Margin-based error bound with the fat-shattering dimension

In words...

The bound previously obtained can be difficult to apply due to the dependence of the covering number on the training sample size. However, the bound can be reformulated in terms of the fat-shattering dimension, which is independent of the sample size.

Much like Sauer's Lemma was used to bound the growth function with the VC-dimension, a generalized version of the lemma is used to bound the covering number involved in the previous bound by a function of the fat-shattering dimension.
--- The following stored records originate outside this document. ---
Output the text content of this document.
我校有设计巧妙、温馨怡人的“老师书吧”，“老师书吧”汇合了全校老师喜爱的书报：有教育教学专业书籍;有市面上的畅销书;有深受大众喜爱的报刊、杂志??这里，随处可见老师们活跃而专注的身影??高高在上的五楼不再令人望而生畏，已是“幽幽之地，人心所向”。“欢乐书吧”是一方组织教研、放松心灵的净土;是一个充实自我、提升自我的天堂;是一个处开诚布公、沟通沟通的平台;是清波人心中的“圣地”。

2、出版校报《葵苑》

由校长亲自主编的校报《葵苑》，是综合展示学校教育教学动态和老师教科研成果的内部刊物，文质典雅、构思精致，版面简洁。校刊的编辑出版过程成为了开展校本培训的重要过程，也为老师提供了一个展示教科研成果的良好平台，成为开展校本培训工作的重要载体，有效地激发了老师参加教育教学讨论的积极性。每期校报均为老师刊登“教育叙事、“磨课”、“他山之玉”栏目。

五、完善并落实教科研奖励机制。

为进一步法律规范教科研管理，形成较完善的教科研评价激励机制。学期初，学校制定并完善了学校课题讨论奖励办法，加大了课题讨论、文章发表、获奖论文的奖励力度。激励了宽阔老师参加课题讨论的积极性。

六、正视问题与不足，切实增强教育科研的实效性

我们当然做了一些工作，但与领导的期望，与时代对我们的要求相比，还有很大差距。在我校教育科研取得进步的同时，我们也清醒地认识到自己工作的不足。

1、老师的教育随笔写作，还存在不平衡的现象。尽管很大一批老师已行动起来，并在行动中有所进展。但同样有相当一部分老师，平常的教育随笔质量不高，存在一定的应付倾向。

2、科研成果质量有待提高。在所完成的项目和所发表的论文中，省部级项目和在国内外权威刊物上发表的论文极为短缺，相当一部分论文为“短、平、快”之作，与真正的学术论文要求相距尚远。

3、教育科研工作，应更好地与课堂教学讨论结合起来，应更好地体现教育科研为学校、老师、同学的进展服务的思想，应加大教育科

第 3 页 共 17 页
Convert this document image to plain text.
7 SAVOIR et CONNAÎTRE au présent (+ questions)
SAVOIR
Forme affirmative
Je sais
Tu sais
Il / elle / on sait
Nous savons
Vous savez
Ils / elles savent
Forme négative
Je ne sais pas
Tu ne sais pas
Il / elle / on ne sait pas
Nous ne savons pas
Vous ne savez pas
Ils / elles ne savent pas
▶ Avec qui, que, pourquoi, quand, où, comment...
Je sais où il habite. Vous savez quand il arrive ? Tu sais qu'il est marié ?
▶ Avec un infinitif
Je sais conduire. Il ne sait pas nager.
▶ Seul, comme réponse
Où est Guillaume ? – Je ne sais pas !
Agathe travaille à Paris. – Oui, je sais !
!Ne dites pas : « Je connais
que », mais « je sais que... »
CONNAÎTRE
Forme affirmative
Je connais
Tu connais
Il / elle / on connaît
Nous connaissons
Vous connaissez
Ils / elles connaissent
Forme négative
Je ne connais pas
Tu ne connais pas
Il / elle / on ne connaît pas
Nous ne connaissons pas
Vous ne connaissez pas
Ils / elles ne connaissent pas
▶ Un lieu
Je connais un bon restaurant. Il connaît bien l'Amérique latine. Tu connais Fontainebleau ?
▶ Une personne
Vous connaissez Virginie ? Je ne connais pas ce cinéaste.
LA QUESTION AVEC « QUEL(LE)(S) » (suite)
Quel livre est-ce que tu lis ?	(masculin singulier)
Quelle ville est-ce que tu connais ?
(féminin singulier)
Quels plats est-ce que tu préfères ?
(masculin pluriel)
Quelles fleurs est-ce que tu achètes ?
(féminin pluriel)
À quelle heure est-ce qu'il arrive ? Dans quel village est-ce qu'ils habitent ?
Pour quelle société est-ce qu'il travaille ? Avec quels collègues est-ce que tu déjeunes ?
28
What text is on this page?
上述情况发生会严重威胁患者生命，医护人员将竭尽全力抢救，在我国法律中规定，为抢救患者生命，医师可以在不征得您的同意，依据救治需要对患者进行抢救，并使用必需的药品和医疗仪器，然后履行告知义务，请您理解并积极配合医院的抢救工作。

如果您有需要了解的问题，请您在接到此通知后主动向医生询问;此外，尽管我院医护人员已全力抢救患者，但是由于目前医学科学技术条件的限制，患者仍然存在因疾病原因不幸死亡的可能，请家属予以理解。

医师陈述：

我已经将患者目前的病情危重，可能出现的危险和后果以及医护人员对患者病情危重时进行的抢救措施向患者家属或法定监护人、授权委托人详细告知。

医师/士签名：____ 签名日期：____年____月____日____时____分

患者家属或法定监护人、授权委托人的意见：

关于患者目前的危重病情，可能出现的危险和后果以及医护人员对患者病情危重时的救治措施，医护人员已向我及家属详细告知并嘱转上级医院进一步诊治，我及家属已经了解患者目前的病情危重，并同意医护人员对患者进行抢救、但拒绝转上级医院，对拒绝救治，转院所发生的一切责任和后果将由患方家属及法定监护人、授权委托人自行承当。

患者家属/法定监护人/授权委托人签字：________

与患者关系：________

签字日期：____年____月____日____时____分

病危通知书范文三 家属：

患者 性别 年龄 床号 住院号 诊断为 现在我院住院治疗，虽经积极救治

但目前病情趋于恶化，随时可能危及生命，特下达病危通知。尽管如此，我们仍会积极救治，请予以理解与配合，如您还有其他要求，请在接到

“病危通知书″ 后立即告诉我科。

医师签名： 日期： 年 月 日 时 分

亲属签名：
Another additional step can be taken by making the bound hold for all value of margin.

In pictures...

Packing number of quantized class...

In maths...

Consider a binary classification problem and a set of large-margin classifiers based on a real-valued function $g$: $$ \F=\{f \in \{-1,1\}^{\X} : \forall x\in\X,\ f( x) = \sign ( g(x)), \ g\in\G\subset \R^{\X}\}. $$ For these classifiers we can define a margin-based error rate as $$ R_{emp}^{\gamma} ( f) = \frac{1}{N} \sum_{i=1}^N \I{Y_i g(X_i) < \gamma} $$ on a training sample $D=\{(X_i,Y_i)\}_{i=1}^N$ of size $N$. Then, the following bound based on the fat-shattering dimension of the real-valued function class $\G$ can be derived.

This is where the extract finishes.